Some commitments, we enter into with a CONTRACT. We sign one of those when we buy a house, start employment at a new job, or make a business agreement. A COVENANT is also a binding promise— but one made not out of legality, but out of love. Instead of signing on a dotted line, it’s an inner pledge of the heart. Instead of being about goods and services exchanged, it is about a relationship: a promise to love one another and stick together, through joys and sorrows, agreement and disagreement, ups and downs.
Marriage is a covenant. Friendship is a covenant. Belonging to a spiritual community is a covenant. In ways spoken and unspoken, we promise to accompany each other, not because we have to, or to “get” something out of it, but because this is what love calls us to do. What are the covenants in your life?

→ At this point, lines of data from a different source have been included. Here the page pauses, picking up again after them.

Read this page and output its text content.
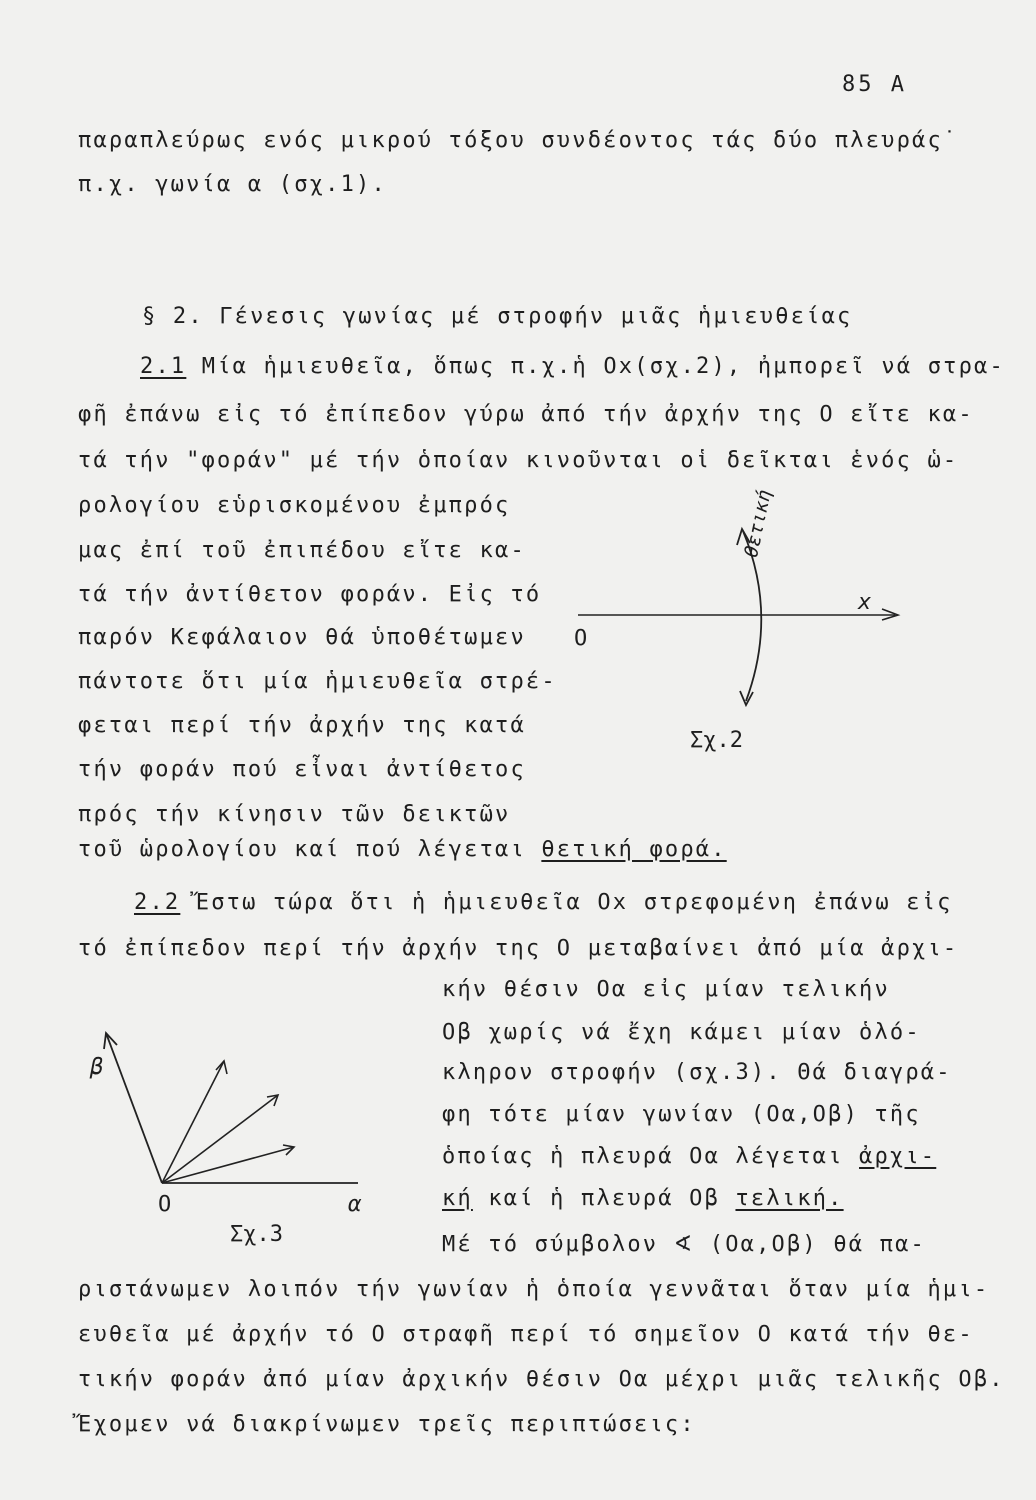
85 Α
παραπλεύρως ενός μικρού τόξου συνδέοντος τάς δύο πλευράς˙
π.χ. γωνία α (σχ.1).
§ 2. Γένεσις γωνίας μέ στροφήν μιᾶς ἡμιευθείας
2.1 Μία ἡμιευθεῖα, ὅπως π.χ.ἡ Οx(σχ.2), ἠμπορεῖ νά στρα-
φῆ ἐπάνω εἰς τό ἐπίπεδον γύρω ἀπό τήν ἀρχήν της Ο εἴτε κα-
τά τήν "φοράν" μέ τήν ὁποίαν κινοῦνται οἱ δεῖκται ἑνός ὡ-
ρολογίου εὑρισκομένου ἐμπρός
μας ἐπί τοῦ ἐπιπέδου εἴτε κα-
τά τήν ἀντίθετον φοράν. Εἰς τό
παρόν Κεφάλαιον θά ὑποθέτωμεν
πάντοτε ὅτι μία ἡμιευθεῖα στρέ-
φεται περί τήν ἀρχήν της κατά
τήν φοράν πού εἶναι ἀντίθετος
πρός τήν κίνησιν τῶν δεικτῶν
τοῦ ὡρολογίου καί πού λέγεται θετική φορά.
Ο
x
θετική
Σχ.2
2.2 Ἔστω τώρα ὅτι ἡ ἡμιευθεῖα Οx στρεφομένη ἐπάνω εἰς
τό ἐπίπεδον περί τήν ἀρχήν της Ο μεταβαίνει ἀπό μία ἀρχι-
κήν θέσιν Οα εἰς μίαν τελικήν
Οβ χωρίς νά ἔχη κάμει μίαν ὁλό-
κληρον στροφήν (σχ.3). Θά διαγρά-
φη τότε μίαν γωνίαν (Οα,Οβ) τῆς
ὁποίας ἡ πλευρά Οα λέγεται ἀρχι-
κή καί ἡ πλευρά Οβ τελική.
β
Ο	α
Σχ.3	Μέ τό σύμβολον ∢ (Οα,Οβ) θά πα-
ριστάνωμεν λοιπόν τήν γωνίαν ἡ ὁποία γεννᾶται ὅταν μία ἡμι-
ευθεῖα μέ ἀρχήν τό Ο στραφῆ περί τό σημεῖον Ο κατά τήν θε-
τικήν φοράν ἀπό μίαν ἀρχικήν θέσιν Οα μέχρι μιᾶς τελικῆς Οβ.
Ἔχομεν νά διακρίνωμεν τρεῖς περιπτώσεις:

The first two readings speak of God making a covenant with humanity. God promises to stay with human beings, no matter what. Even death cannot separate us, as Jesus points out in the Gospel. We are always connected to God; and we have that connection in common with every person who has ever lived, or will live in the future. Jesus dares to say that in God, everyone is alive— from ancestors as distant as Abraham, to future generations decades away from yet being born on earth. God’s love transcends time; it gathers up the past, the future, AND the present in one big healing embrace. This is a mystery… but it makes me think of something Robert Frost said. Someone once asked him, in a world with as much war and chaos as ours, did he have hope for the future? In response, the great poet replied: “Yes, I have hope for the future. And I even have hope for the past.”

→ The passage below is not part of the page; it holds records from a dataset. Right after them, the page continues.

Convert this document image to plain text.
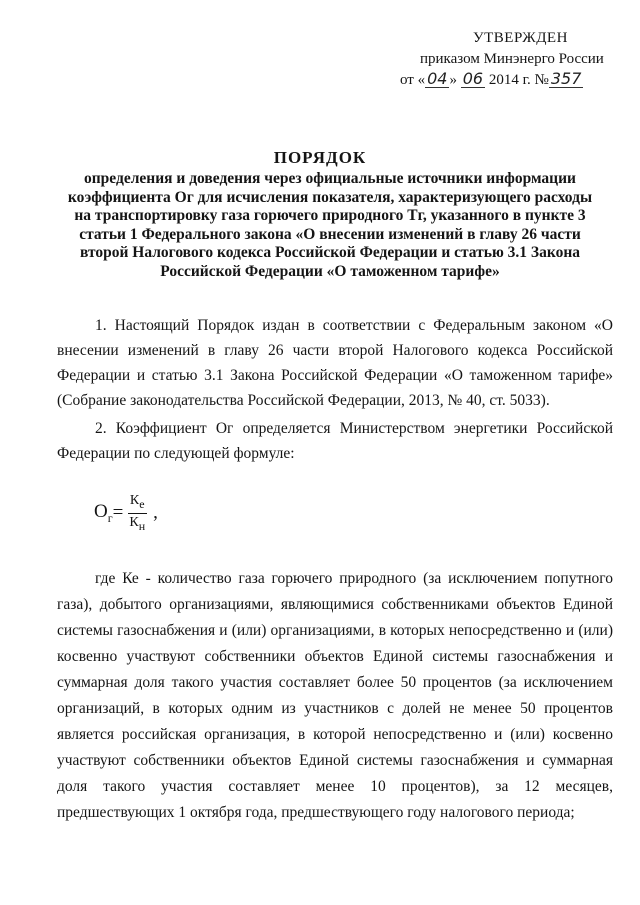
УТВЕРЖДЕН
приказом Минэнерго России
от « 04 » 06 2014 г. № 357
ПОРЯДОК
определения и доведения через официальные источники информации коэффициента Ог для исчисления показателя, характеризующего расходы на транспортировку газа горючего природного Тг, указанного в пункте 3 статьи 1 Федерального закона «О внесении изменений в главу 26 части второй Налогового кодекса Российской Федерации и статью 3.1 Закона Российской Федерации «О таможенном тарифе»
1. Настоящий Порядок издан в соответствии с Федеральным законом «О внесении изменений в главу 26 части второй Налогового кодекса Российской Федерации и статью 3.1 Закона Российской Федерации «О таможенном тарифе» (Собрание законодательства Российской Федерации, 2013, № 40, ст. 5033).
2. Коэффициент Ог определяется Министерством энергетики Российской Федерации по следующей формуле:
$О_г = \frac{К_е}{К_н}$ ,
где Ке - количество газа горючего природного (за исключением попутного газа), добытого организациями, являющимися собственниками объектов Единой системы газоснабжения и (или) организациями, в которых непосредственно и (или) косвенно участвуют собственники объектов Единой системы газоснабжения и суммарная доля такого участия составляет более 50 процентов (за исключением организаций, в которых одним из участников с долей не менее 50 процентов является российская организация, в которой непосредственно и (или) косвенно участвуют собственники объектов Единой системы газоснабжения и суммарная доля такого участия составляет менее 10 процентов), за 12 месяцев, предшествующих 1 октября года, предшествующего году налогового периода;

This bears repeating, I think. We can have hope for the future—and even hope for the past.
“I have hope for the past,” Frost said, “that it will all turn out to have been all right for what it was. Something I can accept. Mistakes made by the self I had to be, or was not able to be.”
In God’s time, all healing is possible. Death is not the end; even the wounds of past generations can be soothed; and the future is always open. Nothing is lost. As Richard Rohr says, “everything belongs.”
4 Comments
Theresa Tensuan-Eli
Such a beautiful reflection, Rev. Celie and precisely the words that I needed to start today; will be sharing these with the prayer group this morning and sending much love and appreciation to you and to Mike for providing us with this through line throughout Lent – mahal kita! Theresa (in Ardmore, PA)
Barb Simmons
I love the line, “God’s love transcends time; it gathers up the past, the future, AND the present in one big healing embrace.” As I approach the final chapters of my life, (I definitely have read more pages than I have left to read), I think about the world that will be left for my grandchildren. Will unaddressed climate change destroy the planet, will the wealth gap continue to widen so that poor become even poorer (if that is even possible) while the wealthy fly around in weird space ships? But then I remind myself of how much good is in the world and how hope and the love of God will see us through. We don’t have to understand everything that happens, but faith does teach us to trust. God embraces all of us, even the non believers. As Frost talks about hope even for the past, I see how time has a way of softening the mistakes and hardships that I have faced. What was a difficulty at the time turned out to be that blessing in disguise. I have had regrets and made mistakes, but also grew and learned from them. The past can’t be changed but we can decide how we go forward. Living with regret stifles us. Thank you for this reflection Rev. Celie. Thank you, too, Mike for your faithful daily delivery of Lenten messages into our inbox.
Kathleen Hanford
Thank you. Your words always warm my soul.
Francene C McCarthy
I love the word covenant and also Robert Frost’s words. I love that there is hope in the past and also in the future. It makes our covenant with God so perfect and so beautiful because either way we go, we have hope, we have love, we are one, we are at peace. Thank you, Rev. Celie for your beautiful words.